Le due psicologhe sono state iscritte nel registro degli indagati con l’accusa di falso e favoreggiamento, nell’ambito del secondo filone d’indagine del caso Alessia Pifferi, la 38enne accusata di aver lasciato morire di stenti la piccola Diana, lasciandola sola in casa per sei giorni.
Questa seconda tranche di indagine ipotizza una “manipolazione” da parte delle professioniste indagate, per aiutare l’imputata a ottenere una perizia psichiatrica.
Le psicologhe del caso Pifferi non rispondono al pm
Hanno scelto di non rispondere alle domande del pubblico ministero le due psicologhe iscritte nel registro degli indagati con l’accusa di falso e di favoreggiamento nel secondo filone d’indagine del caso Alessia Pifferi, la 38enne milanese accusata di aver lasciato morire di stenti la figlia di 16 mesi, lasciandola da sola in casa per sei giorni.
Le due psicologhe sono indagate insieme ad altre due colleghe e all’avvocatessa della Pifferi. Questa mattina è stata ascoltata la prima professionista indagata, che però ha scelto di fare scena muta al cospetto del pm. Come lei si è mossa anche la seconda collega indagata, che – convocata per questo pomeriggio – si è avvalsa della facoltà di non rispondere. Anche le altre due colleghe indagate non avevano risposto agli interrogatori tenutisi nei mesi scorsi.
Secondo chi indaga, le professioniste avrebbero manipolato Alessia Pifferi per aiutare l’imputata a ottenere una perizia psichiatrica.
La “mossa” dei legali di Alessia Pifferi
Intanto, la difesa di Alessia Pifferi ha raccolto dei documenti scolastici che dimostrerebbero che la 38enne aveva l’insegnante di sostegno quando frequentava le scuole medie. Il prossimo 12 aprile si terrà la nuova udienza del processo che vede imputata la 38enne, accusata di aver lasciato da sola in casa la figlia di 16 mesi, mentre lei si trovava a Leffe, in compagnia del suo uomo. Nella prossima udienza, il difensore della Pifferi chiederà che, la perizia che ha già stabilito che la sua assistita è capace di intendere e di volere, venga ulteriormente integrata.

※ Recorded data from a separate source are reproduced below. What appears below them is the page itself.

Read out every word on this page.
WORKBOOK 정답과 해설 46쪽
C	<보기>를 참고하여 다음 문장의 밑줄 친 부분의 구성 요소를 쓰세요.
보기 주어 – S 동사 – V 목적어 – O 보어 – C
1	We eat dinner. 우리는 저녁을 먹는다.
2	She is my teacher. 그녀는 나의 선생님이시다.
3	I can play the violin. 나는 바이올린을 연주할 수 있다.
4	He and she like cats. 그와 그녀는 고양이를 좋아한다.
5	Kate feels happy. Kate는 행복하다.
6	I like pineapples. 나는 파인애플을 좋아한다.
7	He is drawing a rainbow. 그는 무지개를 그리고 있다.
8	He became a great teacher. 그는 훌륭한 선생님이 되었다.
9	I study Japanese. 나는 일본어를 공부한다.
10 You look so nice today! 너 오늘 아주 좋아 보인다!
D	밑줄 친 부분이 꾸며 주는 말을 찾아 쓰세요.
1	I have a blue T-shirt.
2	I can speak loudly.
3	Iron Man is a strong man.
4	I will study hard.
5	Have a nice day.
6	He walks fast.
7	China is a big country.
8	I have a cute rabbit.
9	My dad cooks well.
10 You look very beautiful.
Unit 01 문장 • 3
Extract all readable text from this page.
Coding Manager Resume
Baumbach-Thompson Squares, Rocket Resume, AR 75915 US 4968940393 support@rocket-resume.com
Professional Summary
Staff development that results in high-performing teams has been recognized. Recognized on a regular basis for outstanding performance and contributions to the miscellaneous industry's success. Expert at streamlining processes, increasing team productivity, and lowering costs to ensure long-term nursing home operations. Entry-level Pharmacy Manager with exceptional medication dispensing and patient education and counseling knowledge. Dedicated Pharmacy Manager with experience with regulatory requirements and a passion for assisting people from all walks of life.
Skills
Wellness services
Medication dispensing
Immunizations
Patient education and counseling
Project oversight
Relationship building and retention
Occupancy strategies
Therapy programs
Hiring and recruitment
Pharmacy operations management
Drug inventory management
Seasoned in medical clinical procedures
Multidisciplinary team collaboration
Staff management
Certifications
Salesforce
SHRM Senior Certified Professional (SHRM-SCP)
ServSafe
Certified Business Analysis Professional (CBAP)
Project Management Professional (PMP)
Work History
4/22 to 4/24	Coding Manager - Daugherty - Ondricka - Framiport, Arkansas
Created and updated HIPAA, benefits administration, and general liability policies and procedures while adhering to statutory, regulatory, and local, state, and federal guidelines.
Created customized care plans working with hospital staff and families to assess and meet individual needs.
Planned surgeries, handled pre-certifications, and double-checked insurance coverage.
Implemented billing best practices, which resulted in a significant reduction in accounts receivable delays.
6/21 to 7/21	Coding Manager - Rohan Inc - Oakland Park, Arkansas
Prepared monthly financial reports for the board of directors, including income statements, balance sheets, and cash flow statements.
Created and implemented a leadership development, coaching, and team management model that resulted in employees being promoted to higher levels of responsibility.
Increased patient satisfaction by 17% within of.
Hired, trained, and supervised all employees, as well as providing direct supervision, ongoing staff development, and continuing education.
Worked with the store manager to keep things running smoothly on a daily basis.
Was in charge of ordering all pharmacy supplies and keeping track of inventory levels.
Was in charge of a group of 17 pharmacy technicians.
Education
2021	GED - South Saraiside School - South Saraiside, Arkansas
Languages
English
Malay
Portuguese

Intanto, come riferisce l’Ansa, dagli accertamenti del pubblico ministero, una delle psicologhe indagate, in servizio all’ospedale San Paolo e nel carcere di San Vittore, avrebbe predisposto “i relativi protocolli con i ‘punteggi già inseriti'” nel test di Wais, da cui emerse un grave deficit cognitivo dell’imputata. Gli inquirenti avrebbero anche recuperato, pare, il documento precompilato con i punteggi.